The bright future envisioned by Wiley, where ready access to huge collections of shared data will revolutionize biology, will not happen if the databases cannot grow as fast as the data. Concerned biologists should be aware that, without adequate funding for our information infrastructure, the tipping point will create severe problems. A top priority for NIH, NLM, and NSF must be adequate support for the nation’s scientific infrastructure. Without it, the superstructure itself might collapse.
Robert Robbins
University of California,
San DiegoSan Diego,CA
rjr8222@gmail.com
As participants in the MIBBI project, the BioSharing initiative, and the ISA project, we obviously strongly support the use of standards in reporting scientific research and are working to make that process as straightforward and painless as possible.
We see a change coming in the nature of publications: the “‘real” publication will be a body of (accessible) work: data in a repository and a paper which describes, analyzes and contextualizes—all subject to inspection.
In his article, Steven Wiley highlights the vast potential for re-use of data. We need to ensure that those sharing data don’t feel like they gave away the family silver (by tracking re-use to ensure accreditation).
The missing piece is credit. Unless shared data sets are properly valued by faculties and funders, and their re-use counted to the benefit of the originator (encouraging data generators to do the best job of annotating and structuring to avoid limiting the impact and reach of their data), data sharing will continue to be contentious rather than commonplace, despite the best efforts of MIBBI, BioSharing, the ISA project and the many other groups involved.
Dawn Field
Centre for Ecology & Hydrology
Oxfordshire, UK.
fiedawn@gmail.com
Susanna-Assunta Sansone
University of Oxford
Oxfordshire, UK.
sa.sansone@gmail.com
Chris F. Taylor|
The European Bioinformatics Institute
Cambridgeshire, UK.
chrisftaylor@gmail.com
We want to hear from you.
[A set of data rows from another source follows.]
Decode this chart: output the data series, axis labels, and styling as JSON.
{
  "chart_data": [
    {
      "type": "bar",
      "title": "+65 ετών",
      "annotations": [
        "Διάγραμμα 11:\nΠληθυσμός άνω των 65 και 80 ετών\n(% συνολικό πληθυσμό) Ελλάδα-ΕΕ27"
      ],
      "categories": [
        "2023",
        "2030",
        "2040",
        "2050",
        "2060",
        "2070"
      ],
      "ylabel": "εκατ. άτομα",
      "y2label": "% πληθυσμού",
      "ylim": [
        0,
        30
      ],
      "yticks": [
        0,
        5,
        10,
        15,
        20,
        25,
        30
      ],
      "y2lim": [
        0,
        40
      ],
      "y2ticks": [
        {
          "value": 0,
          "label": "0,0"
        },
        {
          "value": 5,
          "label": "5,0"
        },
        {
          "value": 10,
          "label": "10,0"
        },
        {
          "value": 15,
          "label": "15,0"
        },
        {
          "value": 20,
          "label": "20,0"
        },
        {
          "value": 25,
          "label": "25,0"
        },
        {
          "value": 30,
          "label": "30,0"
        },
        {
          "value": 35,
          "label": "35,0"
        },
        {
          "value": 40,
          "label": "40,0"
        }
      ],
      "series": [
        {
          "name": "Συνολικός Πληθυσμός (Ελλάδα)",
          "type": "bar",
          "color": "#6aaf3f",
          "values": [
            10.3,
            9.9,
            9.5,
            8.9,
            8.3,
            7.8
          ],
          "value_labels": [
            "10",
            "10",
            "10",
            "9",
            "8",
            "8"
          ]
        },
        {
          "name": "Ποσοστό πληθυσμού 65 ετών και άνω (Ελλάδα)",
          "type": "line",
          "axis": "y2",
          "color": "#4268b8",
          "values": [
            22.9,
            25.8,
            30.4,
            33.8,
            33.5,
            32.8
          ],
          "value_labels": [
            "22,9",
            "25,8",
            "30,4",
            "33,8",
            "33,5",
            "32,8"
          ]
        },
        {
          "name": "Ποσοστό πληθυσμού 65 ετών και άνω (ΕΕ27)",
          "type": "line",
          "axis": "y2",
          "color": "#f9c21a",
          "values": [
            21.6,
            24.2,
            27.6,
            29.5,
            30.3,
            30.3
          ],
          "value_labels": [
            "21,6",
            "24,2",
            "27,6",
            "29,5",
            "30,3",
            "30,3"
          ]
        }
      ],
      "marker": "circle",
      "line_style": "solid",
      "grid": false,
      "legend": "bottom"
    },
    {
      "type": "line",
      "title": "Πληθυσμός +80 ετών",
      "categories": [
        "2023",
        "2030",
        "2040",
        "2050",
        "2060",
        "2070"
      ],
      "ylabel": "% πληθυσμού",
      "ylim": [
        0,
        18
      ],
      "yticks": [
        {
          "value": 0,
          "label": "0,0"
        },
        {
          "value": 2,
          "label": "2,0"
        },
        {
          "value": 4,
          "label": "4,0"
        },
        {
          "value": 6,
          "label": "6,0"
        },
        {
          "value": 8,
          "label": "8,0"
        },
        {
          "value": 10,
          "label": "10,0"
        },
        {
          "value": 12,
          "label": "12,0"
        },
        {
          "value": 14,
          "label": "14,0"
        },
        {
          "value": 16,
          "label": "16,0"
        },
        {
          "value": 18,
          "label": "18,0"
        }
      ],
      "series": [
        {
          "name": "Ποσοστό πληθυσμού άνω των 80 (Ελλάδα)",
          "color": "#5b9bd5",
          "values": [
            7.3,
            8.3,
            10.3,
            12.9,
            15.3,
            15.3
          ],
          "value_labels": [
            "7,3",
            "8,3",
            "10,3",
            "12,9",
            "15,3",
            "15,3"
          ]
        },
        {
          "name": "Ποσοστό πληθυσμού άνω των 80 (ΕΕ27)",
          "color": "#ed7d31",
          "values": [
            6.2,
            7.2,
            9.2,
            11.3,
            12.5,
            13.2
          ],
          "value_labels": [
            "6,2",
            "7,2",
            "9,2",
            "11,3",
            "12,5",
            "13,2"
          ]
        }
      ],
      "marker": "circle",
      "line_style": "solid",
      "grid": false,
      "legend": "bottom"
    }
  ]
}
Please e-mail your comments, criticisms, or differing viewpoints to mail@the-scientist.com.
Corrections: In “Jaume and the Giant Genome” Jaume Pellicer’s home village is correctly described as on the Mediterranean coast of Spain instead of in the Iberian Mountains. In “Opening a Can of Worms” all mentions of “irritable bowl syndrome” should say “inflammatory bowl diseases.” In the February table of contents, an Editor’s Choice article describing viral escape from membrane vacuoles should have stated that it was bacteria that escaped. The Scientist regrets these errors.